Police Vote For Right To Strike

Police officers in Northern Ireland would follow the lead of fellow officers in England and Wales over possible strike action on pay.

As a row over the way police officer's back pay is being handled escalates, officers in England and Wales have now voted, by a big majority, to lobby the Westminster government for the right to strike - and NI police officers could well follow the lead, leaving only Scotland out of the potential industrial action.

Of those in England and Wales who voted, 93% wanted independent Police Arbitration Tribunal decisions to be made binding on all parties - including the Government.

And in the absence of such binding arbitration, 86% said the Police Federation should lobby for officers to be allowed "full industrial rights".

The vote followed a dispute over a 2.5% pay rise to be awarded in stages, which reduced the overall increase to 1.9%.

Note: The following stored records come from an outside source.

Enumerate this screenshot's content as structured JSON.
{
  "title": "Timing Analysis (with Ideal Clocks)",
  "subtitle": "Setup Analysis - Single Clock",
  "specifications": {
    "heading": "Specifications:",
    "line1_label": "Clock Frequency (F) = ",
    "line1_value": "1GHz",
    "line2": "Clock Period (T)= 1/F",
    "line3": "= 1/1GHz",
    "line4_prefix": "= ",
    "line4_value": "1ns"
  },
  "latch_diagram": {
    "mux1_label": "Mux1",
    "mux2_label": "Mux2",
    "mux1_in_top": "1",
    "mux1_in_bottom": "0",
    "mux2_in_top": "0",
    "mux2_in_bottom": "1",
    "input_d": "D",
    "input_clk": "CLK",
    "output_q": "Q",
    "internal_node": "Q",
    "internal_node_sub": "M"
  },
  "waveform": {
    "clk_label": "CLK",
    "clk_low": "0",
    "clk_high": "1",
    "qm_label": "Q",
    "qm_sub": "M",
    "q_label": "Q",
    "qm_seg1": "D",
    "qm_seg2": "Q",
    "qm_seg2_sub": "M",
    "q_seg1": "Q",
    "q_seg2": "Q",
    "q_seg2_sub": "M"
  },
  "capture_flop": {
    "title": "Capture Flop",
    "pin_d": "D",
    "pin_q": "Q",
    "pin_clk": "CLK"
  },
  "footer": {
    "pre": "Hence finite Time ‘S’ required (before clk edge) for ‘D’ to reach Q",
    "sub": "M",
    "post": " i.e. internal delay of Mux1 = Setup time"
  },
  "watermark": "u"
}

The result of the ballot was announced at the Police Federation's conference in Bournemouth yesterday after ballot papers were sent to 140,000 police constables, sergeants and inspectors, and 60,572 of them voted - a turnout of 43%.

Meanwhile, an 'informal survey' of 9,000 members of the representative body in Northern Ireland, the NI Police Federation, produced similar results on a "satisfactory turnout".

All the police are currently banned from going on strike or taking other industrial action, and any such action is a criminal offence.

There was less anger about pay levels in Scotland as police officers there had their 2007-8 pay rise backdated to September 2007 giving them the full benefit of the 2.5% increase.

At their own conference, members of the Scottish Police Federation rejected the right to demand full strike action but voted narrowly in favour of seeking other industrial rights.

But, colleagues in other parts of the UK had their increase backdated only to December and are hopping mad.

Paul McKeever, Chairman of the Federation's Sergeants' Committee, told delegates Bournemouth yesterday that the prime minister had "lost the trust and respect of the police service in the United Kingdom".

He said: "Gordon Brown must know that as police officers we can smell unfairness a mile away and unfortunately there is an awful stench about his behaviour."

In January, officers decided to seek the views of their colleagues following a mass rally in London.

More than 20,000 officers marched on Westminster following Home Secretary Jacqui Smith's pay decision.

Police officers were then asked whether they should lobby for the right to strike - in addition to other industrial rights - if ministers failed to abide with pay arbitration deals.

Work and Pensions Secretary John Hutton, whose remit includes industrial relations, said he believed it was unlikely that police officers would strike.

"I don't think there's a police officer in the country who wants to strike and let's hope we never get anywhere near to that position," he said.

But the Shadow Home Secretary David Davis said the government had been "dishonourable" in its behaviour towards the police.

The Conservatives have proposed an arbitration system which could only be overruled by the House of Commons, which Mr Davis said would be "fair, transparent and serve the public interest".